Recherche de l’équilibre économique
Au Congo-Brazzaville, l’or noir finance écoles, routes et centres de santé. Pékin a investi dans plusieurs projets structurants, nourrissant des attentes locales en matière d’emplois. Suspendre brutalement un permis susciterait donc des débats sur l’équilibre budgétaire national.
Pour autant, l’érosion des sols, la pollution marine et la perte de revenu liée au tourisme pourraient coûter plus cher que les bénéfices tirés du pétrole, rappellent des économistes de l’Université Marien-Ngouabi qui plaident pour un audit coûts-bénéfices transparent.
Voix des communautés riveraines
À Tandou-Mvassa, village de pêcheurs bordant le lac Tchibinda, Paul Mavoungou confie craindre « une marée noire invisible » qui raréfierait les poissons. Il souhaite participer aux discussions avant tout forage afin d’éviter les incompréhensions et préserver la paix sociale.
Les associations féminines rappellent que 70 % du petit commerce local repose sur la vente de produits de la mer. Tout impact négatif toucherait d’abord leurs revenus et la scolarité des enfants, soulignent-elles, réclamant des garanties concrètes.
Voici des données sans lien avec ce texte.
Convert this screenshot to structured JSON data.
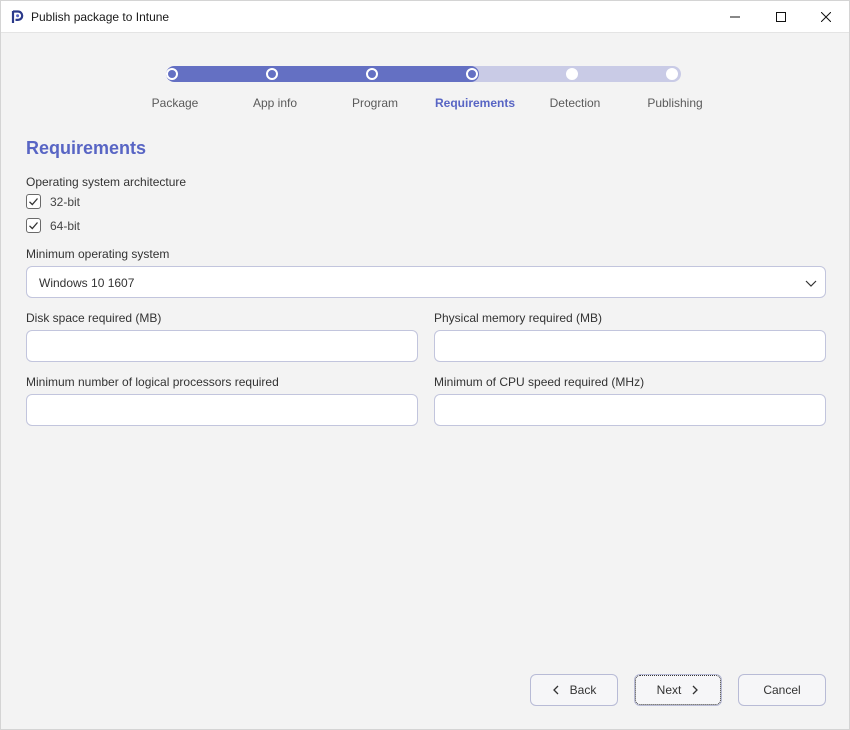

Réponses officielles et pistes de travail
Interrogé, le directeur général de l’Environnement assure que « rien ne sera entrepris sans consultation approfondie ». Une commission multipartite, incluant ONG et notables traditionnels, doit vérifier la conformité des études d’impact et proposer des mesures de compensation adaptées.
Le ministère des Hydrocarbures explique de son côté que les contrats comportent déjà des clauses ESG exigeant torchage zéro, partage de données sismiques en libre accès et budget de restauration forestière, témoignant de la montée en puissance de la finance verte au Congo.
Technologies au service de la transparence
Des universitaires testent actuellement des capteurs IoT capables de suivre en temps réel la qualité de l’eau et la présence d’hydrocarbures. Les résultats seraient accessibles sur une plateforme ouverte, renforçant la confiance entre communautés, entreprises et autorités.
Parallèlement, des images satellite haute résolution, analysées par Earth Insight, permettront un suivi participatif de la déforestation. Les villageois formés à l’usage d’applications mobiles pourront signaler toute coupe suspecte, appuyant ainsi le travail des écogardes.
Scénarios de conservation inclusive
Le rapport propose de zoner l’espace marin en aires communautaires de pêche et couloirs écologiques, stratégie déjà testée dans la réserve de Loango au Gabon. Cette approche pourrait sécuriser les dauphins à bosse tout en maintenant l’activité économique locale.
Les ONG congolaises évoquent aussi la création d’un fonds carbone communautaire, alimenté par les marchés volontaires, pour financer écogardes, écoles vertes et micro-entreprises d’énergie solaire. Le principe obéit au mécanisme REDD+ soutenu par plusieurs partenaires techniques.
Perspective régionale et internationale
Conkouati-Douli fait partie du paysage transfrontalier de Mayombe, où le Congo, le Gabon et l’Angola ambitionnent de créer un corridor écologique. Cette coopération pourrait attirer de nouveaux financements du Fonds bleu pour le bassin du Congo.
L’année 2026 verra la République du Congo accueillir la Semaine africaine du climat. Brazzaville veut y présenter ses avancées sur la surveillance numérique des aires protégées et sur les partenariats public-privé favorisant une économie bas-carbone, ainsi que la montée en compétence de sa jeunesse.
Feuille de route pour les mois à venir
Avant la fin de l’année, une mission conjointe ministères-société civile visitera chaque village riverain du parc pour recueillir attentes et suggestions. Les conclusions alimenteront un plan de gestion révisé qui sera rendu public, confirmant l’engagement du pays pour la transparence.
À l’horizon 2030, l’objectif est de réduire de moitié les émissions liées au torchage, de certifier la pêche durable et de doubler le nombre d’emplois verts autour de Conkouati-Douli. Un défi collectif que recherchistes et citoyens disent prêts à relever.